The CD73 pathway suppresses Ova-specific CD8⁺ T cell responses early after Listeria infection in vivo. (A) C57BL/6 mice infected with L. monocytogenes ΔactA-Ova. Absolute number of Ova-specific CD8⁺ T cells at 7 d postinfection in spleens with control and early (days 0 to 2) versus late (days 5 to 6) TGF-β and CD73 single and dual blockade compared (n = 4 per group). (B) Percent and absolute number of splenic Ova-specific CD8⁺ T cells at day 7 after L. monocytogenes ΔactA-Ova infection of C57BL/6 versus Foxp3^DTR-eGFP mice.
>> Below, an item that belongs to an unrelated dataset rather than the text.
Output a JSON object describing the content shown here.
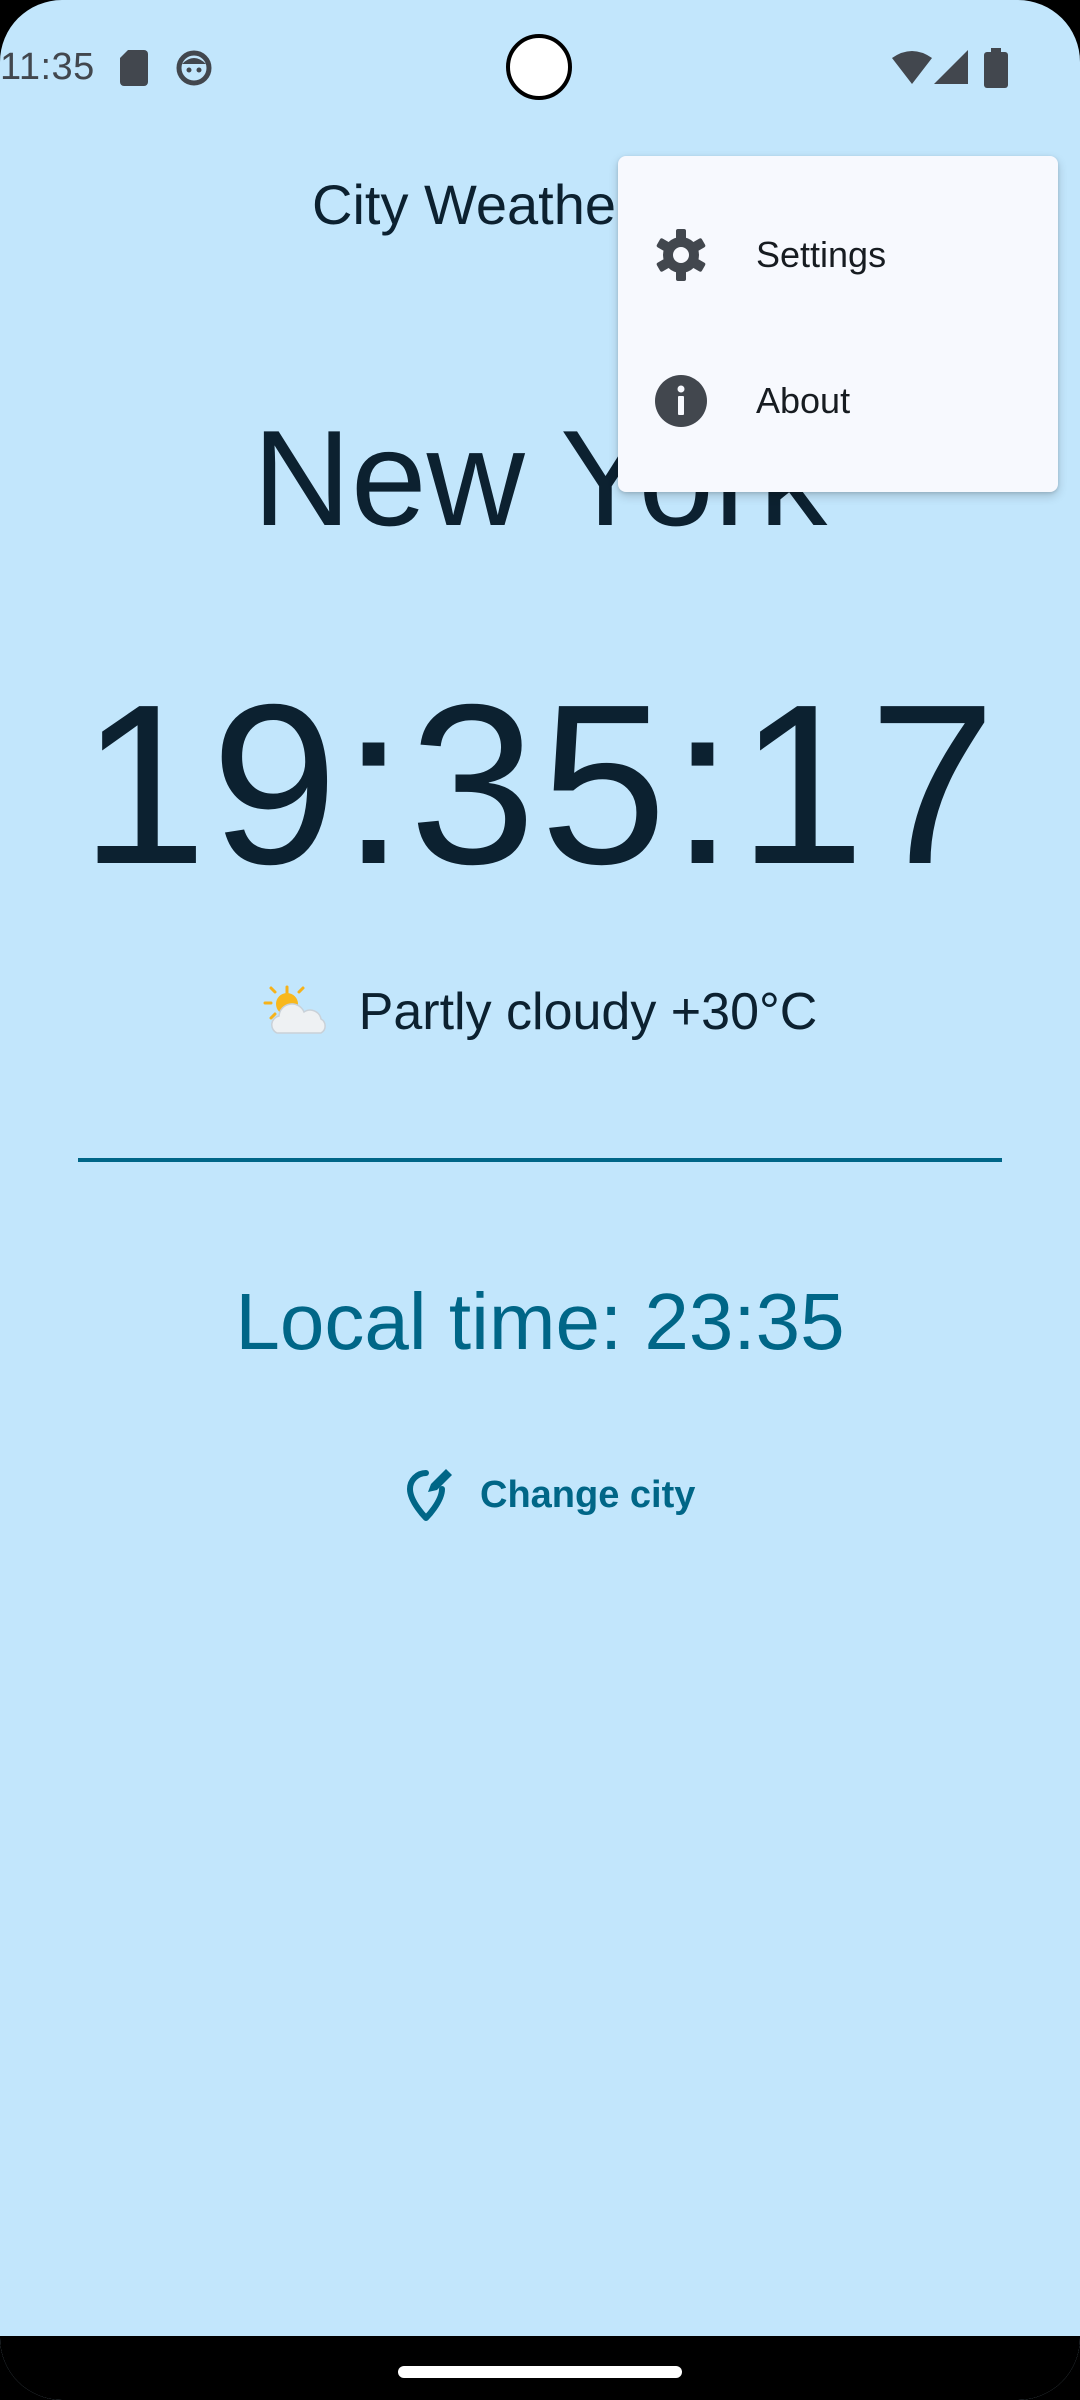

DT injection dictated specific T_reg depletion with control and late (days 5 to 6) TGF-β and CD73 single and dual blockade compared (n = 4 per group). (C) Proposed model for biphasic T_reg response to L. monocytogenes infection. Numbers in scatterplots represent percentage. Mean ± SEM. (A) *P < 0.05 and **P < 0.01 (Student’s t test); (A and B) ^†P < 0.05, ^††P < 0.01, and ^††††P < 0.0001 (one-way ANOVA relative to negative control).